The casting is superb, with every Barry character distilled to his star's essence: Crosby is so relaxed he's relaxed himself right out of his marriage; Sinatra, in contrast to the boyish waif of his early MGM work, is doing what he does best — playing the outsider, unimpressed by the toffs he's been dumped among; as Tracy Samantha Lord, Grace Kelly is on one level her familiar Hitchcock ice-queen — 'the fair Miss Frigidaire', as Sinatra sings — but for once we get to see the consequences — the way no man is quite good enough for her, and so all get discarded. Her new husband is a dullard played by John Lund. The great Abe Burrows used to say that a character who doesn't sing isn't really in a musical, so, naturally, Lund's never sings. Celeste Holm, as Sinatra's journalistic sidekick, gets half of 'Who Wants To Be A Millionaire?' and deserves a little more. High Society junks Philadelphia for the Newport Jazz Festival on Rhode Island, mainly so it can cast Louis Armstrong as a one-man Greek chorus. His 'High Society Calypso' — or 'High So-ci-u-ty', as Satch sings it — opens the show and sets up the plot and its impending nuptials: 'And now the silly chick is gonna marry a square!' Porter at the very end of his career is still better than most guys in their prime, delivering great solos for Crosby CI Love You, Samantha') and Sinatra (the off-handedly titled 'Mind If I Make Love To You') and more good duets than any other score: Crosby/Kelly

(`True Love'). Sinatra/Holm (`Millionaire'), Crosby/Armstrong (`Now You Has Jazz.).

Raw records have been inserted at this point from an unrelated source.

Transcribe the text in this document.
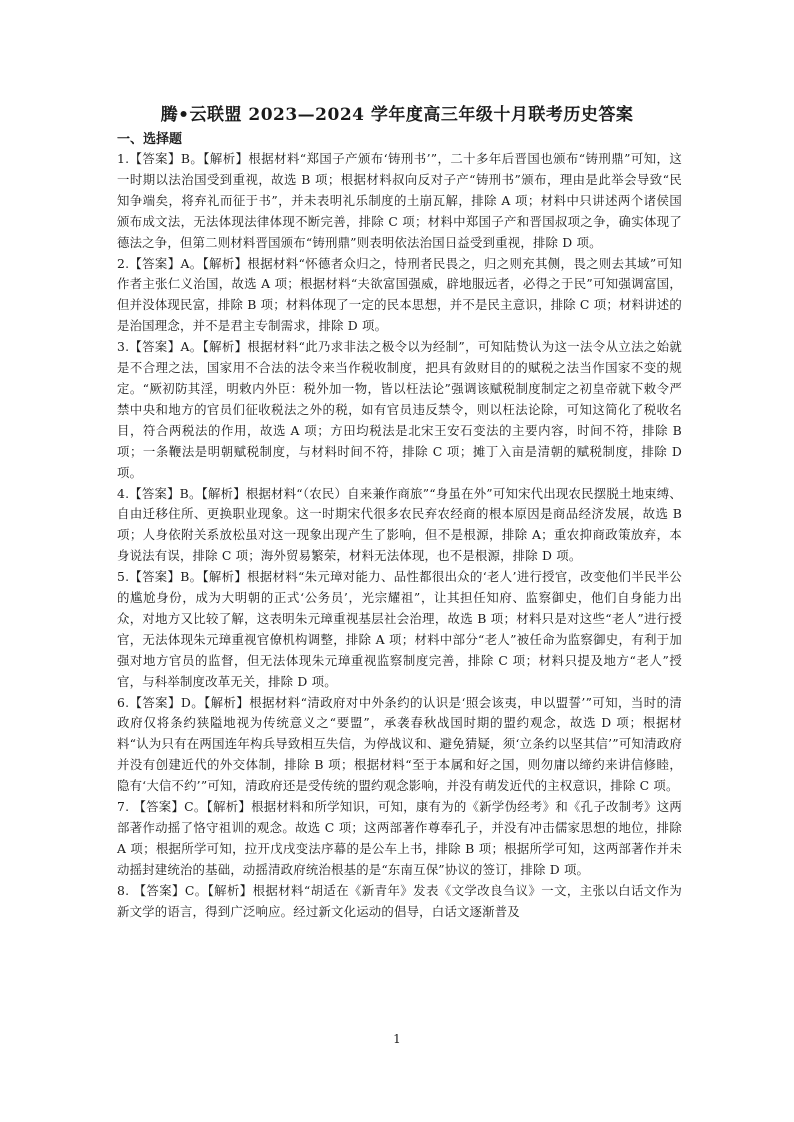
腾•云联盟 2023—2024 学年度高三年级十月联考历史答案
一、选择题

1.【答案】B。【解析】根据材料“郑国子产颁布‘铸刑书’”，二十多年后晋国也颁布“铸刑鼎”可知，这一时期以法治国受到重视，故选 B 项；根据材料叔向反对子产“铸刑书”颁布，理由是此举会导致“民知争端矣，将弃礼而征于书”，并未表明礼乐制度的土崩瓦解，排除 A 项；材料中只讲述两个诸侯国颁布成文法，无法体现法律体现不断完善，排除 C 项；材料中郑国子产和晋国叔项之争，确实体现了德法之争，但第二则材料晋国颁布“铸刑鼎”则表明依法治国日益受到重视，排除 D 项。

2.【答案】A。【解析】根据材料“怀德者众归之，恃刑者民畏之，归之则充其侧，畏之则去其域”可知作者主张仁义治国，故选 A 项；根据材料“夫欲富国强威，辟地服远者，必得之于民”可知强调富国，但并没体现民富，排除 B 项；材料体现了一定的民本思想，并不是民主意识，排除 C 项；材料讲述的是治国理念，并不是君主专制需求，排除 D 项。

3.【答案】A。【解析】根据材料“此乃求非法之极令以为经制”，可知陆贽认为这一法令从立法之始就是不合理之法，国家用不合法的法令来当作税收制度，把具有敛财目的的赋税之法当作国家不变的规定。“厥初防其淫，明敕内外臣：税外加一物，皆以枉法论”强调该赋税制度制定之初皇帝就下敕令严禁中央和地方的官员们征收税法之外的税，如有官员违反禁令，则以枉法论除，可知这简化了税收名目，符合两税法的作用，故选 A 项；方田均税法是北宋王安石变法的主要内容，时间不符，排除 B 项；一条鞭法是明朝赋税制度，与材料时间不符，排除 C 项；摊丁入亩是清朝的赋税制度，排除 D 项。

4.【答案】B。【解析】根据材料“（农民）自来兼作商旅”“身虽在外”可知宋代出现农民摆脱土地束缚、自由迁移住所、更换职业现象。这一时期宋代很多农民弃农经商的根本原因是商品经济发展，故选 B 项；人身依附关系放松虽对这一现象出现产生了影响，但不是根源，排除 A；重农抑商政策放弃，本身说法有误，排除 C 项；海外贸易繁荣，材料无法体现，也不是根源，排除 D 项。

5.【答案】B。【解析】根据材料“朱元璋对能力、品性都很出众的‘老人’进行授官，改变他们半民半公的尴尬身份，成为大明朝的正式‘公务员’，光宗耀祖”，让其担任知府、监察御史，他们自身能力出众，对地方又比较了解，这表明朱元璋重视基层社会治理，故选 B 项；材料只是对这些“老人”进行授官，无法体现朱元璋重视官僚机构调整，排除 A 项；材料中部分“老人”被任命为监察御史，有利于加强对地方官员的监督，但无法体现朱元璋重视监察制度完善，排除 C 项；材料只提及地方“老人”授官，与科举制度改革无关，排除 D 项。

6.【答案】D。【解析】根据材料“清政府对中外条约的认识是‘照会该夷，申以盟誓’”可知，当时的清政府仅将条约狭隘地视为传统意义之“要盟”，承袭春秋战国时期的盟约观念，故选 D 项；根据材料“认为只有在两国连年构兵导致相互失信，为停战议和、避免猜疑，须‘立条约以坚其信’”可知清政府并没有创建近代的外交体制，排除 B 项；根据材料“至于本属和好之国，则勿庸以缔约来讲信修睦，隐有‘大信不约’”可知，清政府还是受传统的盟约观念影响，并没有萌发近代的主权意识，排除 C 项。

7. 【答案】C。【解析】根据材料和所学知识，可知，康有为的《新学伪经考》和《孔子改制考》这两部著作动摇了恪守祖训的观念。故选 C 项；这两部著作尊奉孔子，并没有冲击儒家思想的地位，排除 A 项；根据所学可知，拉开戊戌变法序幕的是公车上书，排除 B 项；根据所学可知，这两部著作并未动摇封建统治的基础，动摇清政府统治根基的是“东南互保”协议的签订，排除 D 项。

8. 【答案】C。【解析】根据材料“胡适在《新青年》发表《文学改良刍议》一文，主张以白话文作为新文学的语言，得到广泛响应。经过新文化运动的倡导，白话文逐渐普及

1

The film is at odds with the conventions of most other MGM musicals of the period — unlike Singin' in the Rain or American in Paris, there's no Gene Kelly or Vincent Minnelli to bog things down with big arty dream ballets; indeed, there's no production numbers at all and barely any choreography other than Bing and Frank sloughing off a little footwork in 'Well, Did You Evah?' It has a more naturalistic feel than its MGM stablemates and there's a rare intensity to the love songs. It could have prefigured a whole new style of film tuners. Instead, it closed an era, though no one knew it: Porter's last screen hit, Grace Kelly's last movie, the last of the big MGM musicals. But what a way to go.